Epistasis Blog

From the Computational Genetics Laboratory at Dartmouth Medical School (www.epistasis.org)

Tuesday, June 19, 2012

From the Reaktionsnorm to the Adaptive Norm: The Norm of Reaction, 1909–1960

A great paper from 1999 on the history of reaction norms. A must read for anyone interested in gene-environment interaction.

Sarkar, S. From the Reaktionsnorm to the Adaptive Norm: The Norm of Reaction, 1909–1960. Biology and Philosophy 14: 235-252 (1999) [PDF]

Thursday, June 14, 2012

Dynamic epistasis for different alleles of the same gene

An interesting new paper documenting how epistasis may change depending on the alleles of a given gene.

Xu L, Barker B, Gu Z. Dynamic epistasis for different alleles of the same
gene. Proc Natl Acad Sci U S A. 2012 Jun 11. [PubMed]

Abstract

Epistasis refers to the phenomenon in which phenotypic consequences caused by mutation of one gene depend on one or more mutations at another gene. Epistasis is critical for understanding many genetic and evolutionary processes, including pathway organization, evolution of sexual reproduction, mutational load, ploidy, genomic complexity, speciation, and the origin of life. Nevertheless, current understandings for the genome-wide distribution of epistasis are mostly inferred from interactions among one mutant type per gene, whereas how epistatic interaction partners change dynamically for different mutant alleles of the same gene is largely unknown. Here we address this issue by combining predictions from flux balance analysis and data from a recently published high-throughput experiment. Our results show that different alleles can epistatically interact with very different gene sets. Furthermore, between two random mutant alleles of the same gene, the chance for the allele with more severe mutational consequence to develop a higher percentage of negative epistasis than the other allele is 50∼70% in eukaryotic organisms, but only 20∼30% in bacteria and archaea. We developed a population genetics model that predicts that the observed distribution for the sign of epistasis can speed up the process of purging deleterious mutations in eukaryotic organisms. Our results indicate that epistasis among genes can be dynamically rewired at the genome level, and call on future efforts to revisit theories that can integrate epistatic dynamics among genes in biological systems.

Friday, June 01, 2012

The Challenges of Personalized Medicine and Genomics

This new piece in Science magazine summarizes nicely some of my concerns about the integration of whole genome sequencing into the clinic. I have tweeted about a number of these issues. A must read.

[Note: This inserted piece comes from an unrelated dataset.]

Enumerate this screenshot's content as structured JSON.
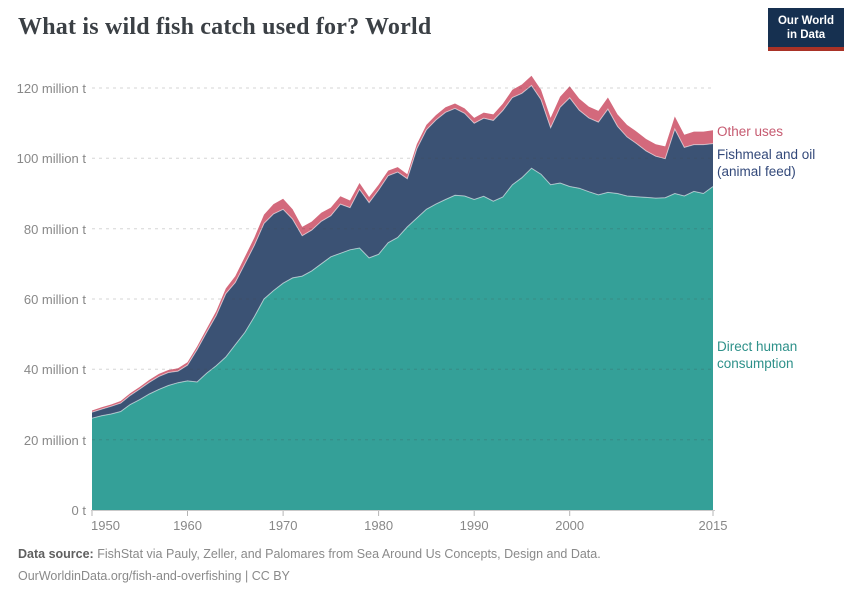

Liam R. Brunham, Michael R. Hayden. Whole-Genome Sequencing: The New Standard of Care? Science 336;1112-1113. [Science]

Rapid advances in DNA sequencing technology have made whole-genome sequencing (WGS) both technically and economically feasible. WGS has been used with great effect in specific settings to clarify molecular diagnosis and even to guide therapy. But are we ready for the routine use of WGS in the care of healthy individuals?